Teoretycznie sytuacja 1 jest dobra, a w sytuacji 2 nalezałoby to zgłosić Policji. Prawo jest prawem, a im lepiej my je przestrzegamy i pomagamy je przestrzegać tym lepiej dla nas, i dla społeczeństwa.

Jednak w praktyce pewnie nic bym nie zrobił.

Hej, a może by tak wstawić swoje zdjęcie? To łatwe proste i szybkie. Poczujesz się bardziej jak u siebie.
pietshaq - Szkielet Szachisty · przed dinozaurami
Sytuacja pierwsza. Nie masz racji, że nie ma się do czego przyczepić, ponieważ lewy pas nie służy do jazdy. Jechać należy skrajnym prawym pasem, pozostałe służą wyłącznie do wyprzedzania lub do skrętu. Tyle przepisy.

Skoro tak, to jako obywatel powinienem mieć prawo domagać się, żeby zawalidroga nie łamał przepisów. Nie muszę przy okazji tłumaczyć, po co (a może robić to po to, żeby uniemożliwić mi łamanie przepisów, niemniej mam prawo się domagać, żeby tego nie robił, skoro to nielegalne). A jako funkcjonariusz powinienem karać tego, który przepisy łamie (czyli zawalidrogę), bez patrzenia na moralną stronę przepisu. Prawo to prawo, a funkcjonariusz jest od tego, żeby je wykonywać, a nie żeby je tworzyć czy osądzać. Zresztą na tym polega monteskiuszowski trójpodział władzy.

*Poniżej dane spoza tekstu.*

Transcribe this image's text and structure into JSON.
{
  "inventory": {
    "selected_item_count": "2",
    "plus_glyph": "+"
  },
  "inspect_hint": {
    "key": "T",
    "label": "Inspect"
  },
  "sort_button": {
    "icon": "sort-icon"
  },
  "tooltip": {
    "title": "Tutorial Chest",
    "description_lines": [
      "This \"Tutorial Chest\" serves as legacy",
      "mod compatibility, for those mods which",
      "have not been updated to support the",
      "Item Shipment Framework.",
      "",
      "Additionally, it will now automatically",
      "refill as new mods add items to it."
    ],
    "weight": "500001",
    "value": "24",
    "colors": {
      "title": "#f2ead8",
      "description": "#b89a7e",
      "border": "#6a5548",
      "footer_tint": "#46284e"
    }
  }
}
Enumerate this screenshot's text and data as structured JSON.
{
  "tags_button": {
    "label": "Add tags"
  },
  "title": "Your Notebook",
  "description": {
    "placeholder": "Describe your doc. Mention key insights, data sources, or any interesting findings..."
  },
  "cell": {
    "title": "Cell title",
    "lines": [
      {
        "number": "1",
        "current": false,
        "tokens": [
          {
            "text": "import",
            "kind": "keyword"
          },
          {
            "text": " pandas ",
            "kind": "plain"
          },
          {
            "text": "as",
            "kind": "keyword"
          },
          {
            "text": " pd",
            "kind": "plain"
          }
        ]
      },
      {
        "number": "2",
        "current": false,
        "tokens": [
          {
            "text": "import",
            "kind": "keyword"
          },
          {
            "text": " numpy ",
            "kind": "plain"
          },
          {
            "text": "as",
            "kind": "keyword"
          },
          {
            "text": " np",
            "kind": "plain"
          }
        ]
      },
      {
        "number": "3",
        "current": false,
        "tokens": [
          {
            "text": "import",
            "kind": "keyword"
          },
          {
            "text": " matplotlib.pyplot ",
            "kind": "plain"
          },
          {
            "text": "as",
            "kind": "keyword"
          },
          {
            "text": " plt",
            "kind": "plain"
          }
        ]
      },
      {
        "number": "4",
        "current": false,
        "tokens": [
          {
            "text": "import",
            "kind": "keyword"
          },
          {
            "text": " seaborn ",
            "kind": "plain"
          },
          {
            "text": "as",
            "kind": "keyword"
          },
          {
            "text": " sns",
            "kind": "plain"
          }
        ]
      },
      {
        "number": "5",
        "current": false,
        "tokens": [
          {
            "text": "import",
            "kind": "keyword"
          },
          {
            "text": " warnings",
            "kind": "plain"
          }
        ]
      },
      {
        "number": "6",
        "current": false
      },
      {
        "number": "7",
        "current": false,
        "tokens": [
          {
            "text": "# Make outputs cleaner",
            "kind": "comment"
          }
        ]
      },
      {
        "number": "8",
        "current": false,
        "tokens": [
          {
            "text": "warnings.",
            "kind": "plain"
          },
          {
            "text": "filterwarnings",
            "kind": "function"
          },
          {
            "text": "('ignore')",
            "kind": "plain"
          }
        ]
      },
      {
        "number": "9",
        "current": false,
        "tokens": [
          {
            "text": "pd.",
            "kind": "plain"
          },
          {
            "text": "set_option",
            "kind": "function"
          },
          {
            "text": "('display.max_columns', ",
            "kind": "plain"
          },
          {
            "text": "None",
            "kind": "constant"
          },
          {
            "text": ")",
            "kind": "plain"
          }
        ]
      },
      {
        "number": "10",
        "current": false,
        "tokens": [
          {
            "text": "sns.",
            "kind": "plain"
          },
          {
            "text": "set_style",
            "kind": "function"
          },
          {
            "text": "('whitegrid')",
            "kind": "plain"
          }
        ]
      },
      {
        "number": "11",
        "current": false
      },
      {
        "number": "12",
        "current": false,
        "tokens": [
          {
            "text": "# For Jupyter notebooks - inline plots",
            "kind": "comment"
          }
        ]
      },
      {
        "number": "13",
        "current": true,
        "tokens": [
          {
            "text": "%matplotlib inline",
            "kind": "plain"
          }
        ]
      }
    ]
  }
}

Sytuacja druga. Ja jako obywatel bym nie doniósł w ramach mojego protestu przeciwko faktowi, że narkotyki w Polsce są nielegalne. Od państwa zaś oczekiwałbym, że będzie dążyć do ukarania zarówno sąsiada, jak i mnie, bo obaj złamaliśmy prawo (a przy najbliższej okazji zmieni prawo na niekretyńskie). Oczywiście mimo moich oczekiwań cały czas starałbym się przeszkadzać państwu w ukaraniu mnie, niemniej do tego właśnie powinno ono dążyć rękoma swoich funkcjonariuszy.

A jeśli chodzi o pytania ogólne:
1. Przeciwdziałaniu wykroczeniom w wykonaniu państwa mówię stanowcze NIE. Jestem za karaniem przestępców, nawet bardzo surowym, ale nie za zapobieganiem popełnianiu czynów zabronionych. Chyba, że chodzi o przestępstwa o bardzo dużej szkodliwości i na bardzo dużą skalę. Oba warunki muszą być spełnione. Ergo: przeciwdziałanie rozpyleniu wąglika nad Warszawą - tak, prewencyjne zabieranie broni - nie.
2. Łamanie nawet bzdurnego prawa powinno moim zdaniem być karane, bo inaczej obywatel nie nauczy się szacunku dla litery prawa. Jak nie ukarzesz staruszki handlującej kwiatami bez zezwolenia, bo przepis, który złamała, jest Twoim zdaniem niesłuszny, to jakiś dresiarz powie, że jego zdaniem niesłuszny jest przepis, który zakazuje mu kradzieży komórek innym. Dlatego jestem za tym, że złe prawo trzeba zmieniać - ale nie łamać. Jednak jest to rola państwa, a nie obywatela. Obywatel powinien robić to, co sam uważa za stosowne i za opłacalne dla niego (po uwzględnieniu w kalkulacjach kary, jeśli to, co robi, jest nielegalne). Ja pewnie wybrałbym rozwiązanie, którego efekty uznałbym za korzystniejsze dla siebie. Czyli: doniósł na człowieka, jeśli łamie słuszne moim zdaniem prawo, a nie donosił, jeśli łamie niesłuszne. Po to, żeby dołożyć cegiełkę do ogólnego przekonania, że jakieś prawo jest słuszne bądź niesłuszne. To też jest metoda przekonywania ludzi do swoich poglądów.

Pozdrawiam,

--
Pietshaq na YouTube

Netzach
Netzach - Superbojownik · przed dinozaurami
Jesli szanujesz prawo, to oczywistym jest, ze powinienes zglosic swojego sasiada, bo on to prawo lamie. Jesli szanujesz prawo, to nie bedziesz jednym z tych, ktorzy probuja wyprzedzac jadacego zgodnie z przepisami czlowieka, a innni, ktorzy probuja spotkaja sie z Twoja dezaprobata.
Prawo jest od tego, zeby go przestrzegac i nie pozwalac innym na jego lamanie (od tego rzecz jasna sa odpowiednie sluzby w panstwie). Jesli prawo jest zle, nalezy je zmienic, ale poki nie zostanie zmienione, powinno byc przestrzegane.
U nas w Polsce czasami dziwie sie ze osoby lamiace prawo sa postrzegane jako sprytne, a osoby, ktore przestrzegaja go, sa uwazane ze frajerow.

--
Cinebench R10 = 19867

Hej, a może by tak wstawić swoje zdjęcie? To łatwe proste i szybkie. Poczujesz się bardziej jak u siebie.
pcx10 - Superbojownik · przed dinozaurami


To będzie mój debiut na tym forum ... chyba.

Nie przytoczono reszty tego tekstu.